His mini V8 is a little basic but considering his tools it's pretty good.
Imagine what he could come up with if given a metal lathe?

Might give it a go while I wait to buy my new lathe. Good conversation starter for the work desk.

While on the topic I remember reading about a flash steam teather boat racer who before he had a lathe made steam engines for little straight running boats out of cans and brass pipe. Yep can tell it was before tv came in!


----------



## jwcnc1911 (Aug 19, 2013)

I've seen those before and they are amazing.  It even appears to be balanced better than many model engines made of metal on lathes and mills.


----------



## Wizard69 (Aug 21, 2013)

Tomo1 said:


> It never ceases to amaze me what people can do without a lathe.
> 
> This guy builds wooden air engines. http://m.youtube.com/watch?feature=relmfu&v=IHJDU181K80
> 
> ...


You never know.   He may have no interest at all in metal lathes.  

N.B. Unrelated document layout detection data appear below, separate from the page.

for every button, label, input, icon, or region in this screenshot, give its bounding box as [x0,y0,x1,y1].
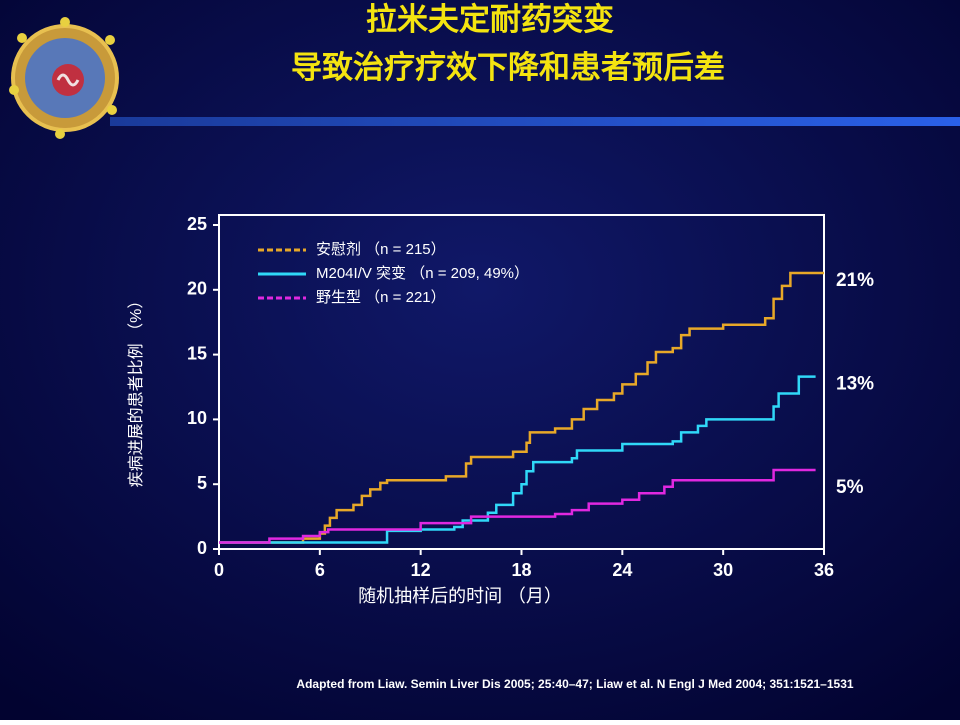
title-line: 导致治疗疗效下降和患者预后差 [291,50,725,85]
x-tick-label: 30 [713,560,733,580]
legend-label: 野生型 （n = 221） [316,289,446,306]
y-tick-label: 5 [197,473,207,493]
y-tick-label: 0 [197,538,207,558]
x-tick-label: 36 [814,560,834,580]
y-tick-label: 20 [187,279,207,299]
x-axis-label: 随机抽样后的时间 （月） [358,586,562,607]
x-tick-label: 12 [411,560,431,580]
source-note: Adapted from Liaw. Semin Liver Dis 2005;… [296,677,853,691]
end-label: 5% [836,477,864,498]
x-tick-label: 0 [214,560,224,580]
virus-icon [9,17,119,139]
series-line [219,375,816,544]
x-tick-label: 18 [511,560,531,580]
y-axis-label: 疾病进展的患者比例 （%） [127,293,145,488]
y-tick-label: 10 [187,408,207,428]
title-bar [110,117,960,126]
end-label: 13% [836,374,874,395]
series-line [219,468,816,544]
y-tick-label: 15 [187,343,207,363]
end-label: 21% [836,270,874,291]
legend-label: 安慰剂 （n = 215） [316,240,446,258]
legend-label: M204I/V 突变 （n = 209, 49%） [316,265,529,282]
x-tick-label: 24 [612,560,632,580]
x-tick-label: 6 [315,560,325,580]
title-line: 拉米夫定耐药突变 [366,2,614,37]
y-tick-label: 25 [187,214,207,234]
series-line [219,271,824,544]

> Might give it a go while I wait to buy my new lathe. Good conversation starter for the work desk.
> 
> While on the topic I remember reading about a flash steam teather boat racer who before he had a lathe made steam engines for little straight running boats out of cans and brass pipe. Yep can tell it was before tv came in!


If these are what I think you are talking about people still make them.    They basically run on puffs of steam.   Pretty cool actually.


----------



## Tomo1 (Aug 21, 2013)

So true, Most talented woodworkers don't enjoy working with steel. 

At high school I was always frustrated in woodworking class. Especially on the lathe, as everything looked nice and polished until it stopped turning  But recently have found carving wooden fishing lures rather relaxing! ( and cheaper when the snag/rock fish doesn't want to give the, back! )

On the hand made steam engine I think it was a type of wobbler? Maybe wrong though. Those put put engines that run on puffs of steam are quit amazing though. I'll never forget the local agricultural show when I was about 10. A man was selling put put boats ($6) and I spent ages transfixed watching his display ones Merrily putting around a tank of water. Sadly my $10 spend limit was already maxed on the mega choc show bag back when they had a decent amount in them. Always wondered how they worked until I googled it a few years back. Sad most kids will never see one work when they are so easy to build and fun to play with.


----------



## ConductorX (Aug 21, 2013)

Wizard69 said:


> You never know.   He may have no interest at all in metal lathes.
> 
> If these are what I think you are talking about people still make them.    They basically run on puffs of steam.   Pretty cool actually.



I helped my daughter make a steam boat for a Science Fair.  It used a candle to heat a copper coil, both open ends were in the water.  I bent the tubing, she built the boat, demonstrated it and wrote up the paper.  She won first in her school and district science fairs with it.

"G"


----------



## amvolk (Aug 21, 2013)

I've seen the plans for this engine and one like it that is rotary.  The value for each piston is in the adjacent cylinder.  Quite a clever scheme.  While he doesn't use a metal lathe (like me), he does use metal for the piston/valve, cylinders and shafts.  If you want to see an all wood machine, go to http://woodgears.ca/air_engine/index.html. Very basic design but all wood.  One builder posted a video on youtube with the engine going over 1000 RPM (http://woodgears.ca/reader/zorn.html) just using the power from a central vacuum system.  Not bad!  Don't poo-poo wood.


----------